Interim measures protect a party's rights pending the outcome of a dispute. For example a company might seek interim protection of assets or evidence to prevent their removal or destruction before a final decision is made. Previously, mainland courts did not grant interim measures in support of Hong Kong-seated arbitrations so parties had little recourse if counterparties, for example, dissipated their Chinese assets ahead of a decision. Six "qualified arbitral institutions" in Hong Kong have been permitted to enjoy the benefits of the new Arrangement, including the Hong Kong International Arbitration Centre. A memo released by the SPC a few days before the Arrangement took effect confirmed that it will apply to arbitral proceedings commenced prior to but not yet completed as of Oct. 1.
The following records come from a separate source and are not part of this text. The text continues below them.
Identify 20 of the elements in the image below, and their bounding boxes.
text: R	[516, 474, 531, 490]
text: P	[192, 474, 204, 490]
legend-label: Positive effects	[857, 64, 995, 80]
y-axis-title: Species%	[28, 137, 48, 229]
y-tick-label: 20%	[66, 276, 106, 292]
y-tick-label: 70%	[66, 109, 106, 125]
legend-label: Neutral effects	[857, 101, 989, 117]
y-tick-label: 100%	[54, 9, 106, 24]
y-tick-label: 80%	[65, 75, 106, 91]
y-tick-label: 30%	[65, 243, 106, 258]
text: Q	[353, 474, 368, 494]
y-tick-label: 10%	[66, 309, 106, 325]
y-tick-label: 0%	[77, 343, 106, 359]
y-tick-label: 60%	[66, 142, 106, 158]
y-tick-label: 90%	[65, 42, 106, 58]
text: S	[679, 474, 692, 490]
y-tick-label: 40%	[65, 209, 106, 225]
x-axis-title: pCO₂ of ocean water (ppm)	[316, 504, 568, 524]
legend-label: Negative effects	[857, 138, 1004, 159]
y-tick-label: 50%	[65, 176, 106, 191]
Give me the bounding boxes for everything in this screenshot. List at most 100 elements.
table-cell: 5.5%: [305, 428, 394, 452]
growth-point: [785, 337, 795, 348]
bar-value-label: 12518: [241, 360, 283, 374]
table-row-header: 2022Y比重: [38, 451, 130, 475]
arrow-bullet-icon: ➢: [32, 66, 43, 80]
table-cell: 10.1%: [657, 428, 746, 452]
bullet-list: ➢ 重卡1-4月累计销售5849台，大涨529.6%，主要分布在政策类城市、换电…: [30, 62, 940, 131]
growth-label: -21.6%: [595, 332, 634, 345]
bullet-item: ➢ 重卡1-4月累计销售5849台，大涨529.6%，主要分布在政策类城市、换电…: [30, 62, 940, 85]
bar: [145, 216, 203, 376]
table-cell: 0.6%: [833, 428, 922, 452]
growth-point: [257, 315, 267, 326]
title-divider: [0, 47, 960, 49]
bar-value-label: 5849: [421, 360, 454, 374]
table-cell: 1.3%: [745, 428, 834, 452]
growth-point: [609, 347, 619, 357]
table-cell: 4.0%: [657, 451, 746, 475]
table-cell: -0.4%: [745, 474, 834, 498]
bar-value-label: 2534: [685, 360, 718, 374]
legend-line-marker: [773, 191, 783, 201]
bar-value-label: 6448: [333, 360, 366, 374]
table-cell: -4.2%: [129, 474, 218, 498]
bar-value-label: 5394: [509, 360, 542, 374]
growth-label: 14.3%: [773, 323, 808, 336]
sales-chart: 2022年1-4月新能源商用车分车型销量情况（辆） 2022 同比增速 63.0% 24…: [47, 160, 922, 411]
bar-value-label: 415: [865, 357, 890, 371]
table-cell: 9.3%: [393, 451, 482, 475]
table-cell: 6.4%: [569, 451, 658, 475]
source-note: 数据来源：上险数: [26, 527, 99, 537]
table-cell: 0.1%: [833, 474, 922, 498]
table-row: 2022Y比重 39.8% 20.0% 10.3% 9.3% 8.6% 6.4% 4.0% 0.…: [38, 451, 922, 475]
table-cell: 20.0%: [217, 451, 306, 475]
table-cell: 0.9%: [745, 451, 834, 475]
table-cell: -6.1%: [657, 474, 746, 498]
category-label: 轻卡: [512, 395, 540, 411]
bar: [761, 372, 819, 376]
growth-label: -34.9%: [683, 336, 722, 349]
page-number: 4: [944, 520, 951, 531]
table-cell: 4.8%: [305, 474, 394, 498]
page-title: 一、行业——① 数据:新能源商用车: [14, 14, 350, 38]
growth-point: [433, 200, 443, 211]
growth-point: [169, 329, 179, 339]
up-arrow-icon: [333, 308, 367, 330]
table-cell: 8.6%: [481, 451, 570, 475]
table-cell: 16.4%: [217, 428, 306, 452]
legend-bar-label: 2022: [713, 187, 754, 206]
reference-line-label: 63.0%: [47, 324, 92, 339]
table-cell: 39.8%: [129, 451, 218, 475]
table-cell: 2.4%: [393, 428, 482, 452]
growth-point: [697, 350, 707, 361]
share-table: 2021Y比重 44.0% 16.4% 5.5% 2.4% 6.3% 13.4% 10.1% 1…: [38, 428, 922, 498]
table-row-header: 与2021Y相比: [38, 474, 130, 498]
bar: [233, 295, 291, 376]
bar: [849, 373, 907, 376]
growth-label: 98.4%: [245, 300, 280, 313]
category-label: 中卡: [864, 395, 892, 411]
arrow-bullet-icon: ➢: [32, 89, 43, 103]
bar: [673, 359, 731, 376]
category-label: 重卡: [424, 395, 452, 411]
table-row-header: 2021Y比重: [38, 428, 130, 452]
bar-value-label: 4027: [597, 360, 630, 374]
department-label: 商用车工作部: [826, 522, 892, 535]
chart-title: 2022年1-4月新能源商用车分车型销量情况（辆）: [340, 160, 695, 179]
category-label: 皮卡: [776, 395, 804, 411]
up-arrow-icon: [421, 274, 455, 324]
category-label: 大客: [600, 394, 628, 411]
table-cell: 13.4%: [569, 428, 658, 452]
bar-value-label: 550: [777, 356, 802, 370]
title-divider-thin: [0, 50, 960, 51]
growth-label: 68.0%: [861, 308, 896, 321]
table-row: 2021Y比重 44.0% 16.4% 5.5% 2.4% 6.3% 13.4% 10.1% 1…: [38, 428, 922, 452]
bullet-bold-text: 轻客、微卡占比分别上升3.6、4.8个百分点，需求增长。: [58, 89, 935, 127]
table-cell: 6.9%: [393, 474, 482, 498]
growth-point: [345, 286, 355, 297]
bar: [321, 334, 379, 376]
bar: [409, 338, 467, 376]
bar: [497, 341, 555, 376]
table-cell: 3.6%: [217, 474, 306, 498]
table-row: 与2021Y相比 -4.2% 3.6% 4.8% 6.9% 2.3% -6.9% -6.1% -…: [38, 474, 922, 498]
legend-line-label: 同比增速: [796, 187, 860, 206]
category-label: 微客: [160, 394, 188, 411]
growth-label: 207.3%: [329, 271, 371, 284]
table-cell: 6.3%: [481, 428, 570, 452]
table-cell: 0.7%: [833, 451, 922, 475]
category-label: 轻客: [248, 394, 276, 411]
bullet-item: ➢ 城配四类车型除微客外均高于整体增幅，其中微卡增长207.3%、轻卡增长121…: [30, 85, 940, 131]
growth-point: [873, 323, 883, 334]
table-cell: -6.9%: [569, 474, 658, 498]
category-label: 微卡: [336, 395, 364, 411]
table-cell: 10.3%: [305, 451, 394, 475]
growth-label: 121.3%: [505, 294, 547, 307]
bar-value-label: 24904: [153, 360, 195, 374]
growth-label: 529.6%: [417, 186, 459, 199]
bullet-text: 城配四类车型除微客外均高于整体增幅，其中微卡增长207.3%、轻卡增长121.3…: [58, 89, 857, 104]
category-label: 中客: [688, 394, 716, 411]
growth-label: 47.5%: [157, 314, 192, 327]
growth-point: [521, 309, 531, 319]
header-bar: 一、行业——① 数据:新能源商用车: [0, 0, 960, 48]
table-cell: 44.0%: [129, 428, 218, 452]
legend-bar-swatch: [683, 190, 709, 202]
No such agreement existed for Chinese courts to grant interim measures in aid of a foreign arbitration prior to the Arrangement, making it a "game-changer", as Hong Kong's Secretary of Justice put it, especially for the city's credentials as an arbitration hub. Although the Arrangement provides for bilateral court assistance in Hong Kong and the mainland, the spotlight is rightly on support given by mainland courts for Hong Kong-seated arbitrations given the fact that Hong Kong courts already grant interim measures in aid of foreign arbitration including mainland-seated ones. As Hong Kong now enjoys special status as the only jurisdiction where arbitration will be supported by interim measures ordered by mainland courts, the city's popularity as an arbitral seat will grow, Hogan Lovells said in a client alert. Hong Kong's status as an international arbitration center is underpinned by its high-quality arbitration laws, independent judiciary and large pool of legal talent. The Hong Kong government has promoted the city as a potential arbitration hub for Belt and Road-related disputes, many of which will involve Chinese parties with assets in the mainland.